Time Frame: Part A: Day 1 to Day 8

To evaluate the safety by assessing the number of subjects with clinically significant blood pressure after administration of single dose of AZD8601 to male subjects with T2DM (Part A).

Safety of AZD8601 by assessing number of subjects with Clinically significant pulse (Part A)

Time Frame: Part A: Day 1 to Day 8

To evaluate the safety by assessing the number of subjects with clinically significant pulse after administration of single dose of AZD8601 to male subjects with T2DM (Part A).
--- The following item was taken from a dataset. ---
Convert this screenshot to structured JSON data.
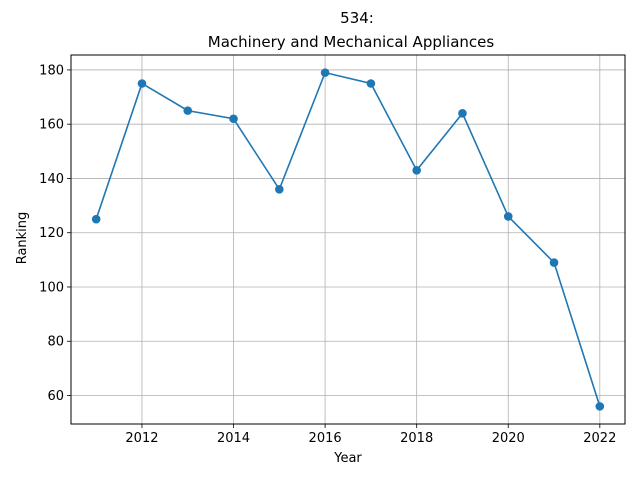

Safety of AZD8601 by assessing number of subjects with clinically significant clinical chemistry laboratory results (Part A)

Time Frame: Part A: Day 1 to Day 8

To evaluate the safety by assessing the number of subjects with clinically significant clinical chemistry laboratory results after administration of single dose of AZD8601 to male subjects with T2DM (Part A).

Safety of AZD8601 by assessing number of subjects with Clinically significant pulse (Part B)

Time Frame: Part B: Day 1 to Day 2

To evaluate the safety by assessing the number of subjects with clinically significant pulse after administration of single dose of AZD8601 to male subjects with T2DM (Part B).

Safety of AZD8601 by assessing number of subjects with Clinically significant 12-lead electrocardiograms (ECGs) (Part B)

Time Frame: Part B: Day 1 to Day 2

To evaluate the safety by assessing the number of subjects with clinically significant ECGs after administration of single dose of AZD8601 to male subjects with T2DM (Part B).

Safety of AZD8601 by assessing number of subjects with clinically significant hematology parameters (Part B)

Time Frame: Part B: Day 1 to Day 2

To evaluate the safety by assessing the number of subjects with clinically significant hematology parameters after administration of single dose of AZD8601 to male subjects with T2DM (Part B).

Safety of AZD8601 by assessing number of subjects with clinically significant clinical chemistry laboratory results (Part B)

Time Frame: Part B: Day 1 to Day 2

Safety of AZD8601 by assessing number of subjects with clinically significant urinalysis (Part B)

Time Frame: Part B: Day 1 to Day 2

To evaluate the safety by assessing the number of subjects with clinically significant urinalysis after administration of single dose of AZD8601 to male subjects with T2DM (Part B).